嘘つきより愛を込めて~side Tachibana~
翔太に名前を呼ばれて、一番に反応したのは私じゃない。
「ちょっと、“エリカ”だってー。呼び捨てキター!!……橘マネージャーさぁ、私のことなんか全然見えてないんじゃない」
「……っ」
美月は絶対に、この状況を楽しんでるに違いない。
耳まで真っ赤に染まった私の横で、頼んでもいないのに実況を続けてくれていた。
そうこうしているうちに、翔太の気配がすぐそばまで迫ってくる。
カツンカツンと地面を蹴る革靴の音だけが、私の耳にはなぜか鮮明に聞こえていた。
「今日、疲れただろ」
「……あ……、うん」
わざわざ仙台まで来てくれたというのに、私はなんでこんなに素っ気ない返事しかできないのだろう。

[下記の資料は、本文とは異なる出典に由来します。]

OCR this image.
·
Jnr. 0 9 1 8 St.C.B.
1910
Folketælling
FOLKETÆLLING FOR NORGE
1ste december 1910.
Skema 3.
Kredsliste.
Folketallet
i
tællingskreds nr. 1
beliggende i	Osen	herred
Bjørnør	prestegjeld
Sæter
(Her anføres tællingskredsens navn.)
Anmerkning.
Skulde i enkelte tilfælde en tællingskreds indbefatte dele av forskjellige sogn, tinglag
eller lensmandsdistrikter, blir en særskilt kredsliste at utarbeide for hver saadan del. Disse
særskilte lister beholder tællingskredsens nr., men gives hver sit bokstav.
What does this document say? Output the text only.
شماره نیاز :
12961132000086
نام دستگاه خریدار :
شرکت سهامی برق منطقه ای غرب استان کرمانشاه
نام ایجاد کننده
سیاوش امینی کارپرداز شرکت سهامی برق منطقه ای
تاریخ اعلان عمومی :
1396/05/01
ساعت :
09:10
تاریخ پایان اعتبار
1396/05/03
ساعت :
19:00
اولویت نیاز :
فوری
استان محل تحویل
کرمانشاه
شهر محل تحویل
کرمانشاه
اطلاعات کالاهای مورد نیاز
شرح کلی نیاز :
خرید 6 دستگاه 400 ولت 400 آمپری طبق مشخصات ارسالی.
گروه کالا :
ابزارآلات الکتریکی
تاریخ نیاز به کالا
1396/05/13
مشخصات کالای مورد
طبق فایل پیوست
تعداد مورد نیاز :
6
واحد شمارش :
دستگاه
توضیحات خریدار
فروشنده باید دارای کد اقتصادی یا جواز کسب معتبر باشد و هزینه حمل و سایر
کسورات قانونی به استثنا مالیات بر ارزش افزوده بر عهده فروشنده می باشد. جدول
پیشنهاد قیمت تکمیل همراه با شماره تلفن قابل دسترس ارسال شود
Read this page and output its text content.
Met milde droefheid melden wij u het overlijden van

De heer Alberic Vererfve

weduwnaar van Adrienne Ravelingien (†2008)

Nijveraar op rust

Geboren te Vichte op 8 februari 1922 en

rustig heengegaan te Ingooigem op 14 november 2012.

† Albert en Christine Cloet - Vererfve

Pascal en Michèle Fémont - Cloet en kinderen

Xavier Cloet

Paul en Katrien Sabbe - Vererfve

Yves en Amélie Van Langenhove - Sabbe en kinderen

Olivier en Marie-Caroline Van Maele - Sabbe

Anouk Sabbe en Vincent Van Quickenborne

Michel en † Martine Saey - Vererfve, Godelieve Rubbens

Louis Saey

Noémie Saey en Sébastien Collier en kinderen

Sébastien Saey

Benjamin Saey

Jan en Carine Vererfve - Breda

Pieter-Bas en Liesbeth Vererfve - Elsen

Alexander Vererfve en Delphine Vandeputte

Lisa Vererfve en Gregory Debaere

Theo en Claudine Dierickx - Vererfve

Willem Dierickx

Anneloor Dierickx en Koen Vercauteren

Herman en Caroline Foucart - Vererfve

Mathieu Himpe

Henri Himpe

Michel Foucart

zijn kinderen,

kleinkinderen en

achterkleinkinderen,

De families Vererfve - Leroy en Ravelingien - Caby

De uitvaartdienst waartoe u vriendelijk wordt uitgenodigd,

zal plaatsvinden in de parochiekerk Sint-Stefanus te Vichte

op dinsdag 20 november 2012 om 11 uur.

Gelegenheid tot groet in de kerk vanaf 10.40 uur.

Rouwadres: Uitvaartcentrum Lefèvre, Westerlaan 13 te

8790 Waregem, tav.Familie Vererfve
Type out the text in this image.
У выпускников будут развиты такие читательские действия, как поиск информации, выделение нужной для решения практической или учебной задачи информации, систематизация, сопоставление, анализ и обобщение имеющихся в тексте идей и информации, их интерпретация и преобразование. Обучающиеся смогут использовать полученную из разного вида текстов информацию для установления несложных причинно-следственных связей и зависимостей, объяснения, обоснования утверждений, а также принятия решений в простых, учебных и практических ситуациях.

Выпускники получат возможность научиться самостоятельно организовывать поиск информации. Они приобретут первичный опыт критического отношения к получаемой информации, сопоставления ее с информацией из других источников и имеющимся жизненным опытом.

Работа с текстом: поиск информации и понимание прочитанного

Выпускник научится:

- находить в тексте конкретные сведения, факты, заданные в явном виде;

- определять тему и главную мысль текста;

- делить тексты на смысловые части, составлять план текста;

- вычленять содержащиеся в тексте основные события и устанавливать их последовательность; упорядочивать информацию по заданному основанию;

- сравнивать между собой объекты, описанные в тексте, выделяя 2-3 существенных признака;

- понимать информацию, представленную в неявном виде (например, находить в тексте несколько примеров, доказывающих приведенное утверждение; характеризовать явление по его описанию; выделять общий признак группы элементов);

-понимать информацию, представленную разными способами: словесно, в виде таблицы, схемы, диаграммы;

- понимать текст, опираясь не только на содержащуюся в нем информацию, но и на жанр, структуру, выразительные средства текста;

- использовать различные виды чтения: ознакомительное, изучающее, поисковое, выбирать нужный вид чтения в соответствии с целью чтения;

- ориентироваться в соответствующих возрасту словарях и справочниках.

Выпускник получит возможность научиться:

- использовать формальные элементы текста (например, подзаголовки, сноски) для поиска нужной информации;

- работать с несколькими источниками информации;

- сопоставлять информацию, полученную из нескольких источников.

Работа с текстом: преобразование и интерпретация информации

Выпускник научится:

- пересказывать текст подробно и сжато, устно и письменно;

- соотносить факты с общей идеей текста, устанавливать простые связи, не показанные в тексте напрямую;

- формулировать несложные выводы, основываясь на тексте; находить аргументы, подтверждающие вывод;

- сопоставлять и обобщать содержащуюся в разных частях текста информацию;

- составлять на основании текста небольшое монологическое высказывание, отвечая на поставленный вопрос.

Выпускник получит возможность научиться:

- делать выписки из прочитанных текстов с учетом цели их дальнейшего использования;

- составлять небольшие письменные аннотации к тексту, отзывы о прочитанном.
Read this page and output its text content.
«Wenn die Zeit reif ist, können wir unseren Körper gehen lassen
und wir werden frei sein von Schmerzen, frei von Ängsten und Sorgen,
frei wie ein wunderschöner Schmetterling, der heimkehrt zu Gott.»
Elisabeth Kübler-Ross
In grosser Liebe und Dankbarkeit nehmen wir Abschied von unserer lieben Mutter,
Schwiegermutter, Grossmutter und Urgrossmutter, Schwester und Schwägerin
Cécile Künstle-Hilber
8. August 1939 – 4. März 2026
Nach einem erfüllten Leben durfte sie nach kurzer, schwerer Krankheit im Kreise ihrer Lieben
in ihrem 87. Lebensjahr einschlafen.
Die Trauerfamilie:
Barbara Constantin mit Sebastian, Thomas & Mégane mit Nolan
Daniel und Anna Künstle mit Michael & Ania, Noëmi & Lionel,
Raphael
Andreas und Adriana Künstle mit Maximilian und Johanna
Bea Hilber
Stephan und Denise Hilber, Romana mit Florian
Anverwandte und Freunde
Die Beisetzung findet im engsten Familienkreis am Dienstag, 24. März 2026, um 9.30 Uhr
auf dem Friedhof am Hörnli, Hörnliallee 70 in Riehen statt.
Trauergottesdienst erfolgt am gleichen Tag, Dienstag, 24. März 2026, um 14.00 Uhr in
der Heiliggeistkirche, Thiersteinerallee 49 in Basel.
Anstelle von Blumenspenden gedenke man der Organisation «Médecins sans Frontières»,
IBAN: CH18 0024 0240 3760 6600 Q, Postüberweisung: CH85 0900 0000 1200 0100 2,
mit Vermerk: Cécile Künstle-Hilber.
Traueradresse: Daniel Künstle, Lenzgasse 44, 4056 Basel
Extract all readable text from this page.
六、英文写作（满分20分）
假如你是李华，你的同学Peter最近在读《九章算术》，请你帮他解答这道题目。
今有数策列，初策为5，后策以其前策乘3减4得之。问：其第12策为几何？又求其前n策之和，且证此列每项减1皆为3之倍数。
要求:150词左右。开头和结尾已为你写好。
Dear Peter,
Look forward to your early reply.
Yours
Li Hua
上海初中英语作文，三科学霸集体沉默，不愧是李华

ゆっくりと前を伺うように顔を上げれば、結構近くに翔太の顔があって、頭の中がボンと音を立てて爆発しそうになってしまった。
……いまだに、あれは夢だったんじゃないかと疑いたくなってしまう。
私って本当に、こんなにぶっちぎりにかっこいい人から、プロポーズされちゃったわけ……?
「車乗れ」
「……え?」
「マンションまで送るから」
当たり前のように言い放つ翔太から、私は隣に佇んでいる美月へと視線をスライドさせていく。
そこにはお腹を押さえながら、必死で笑いを堪えている親友の姿があった。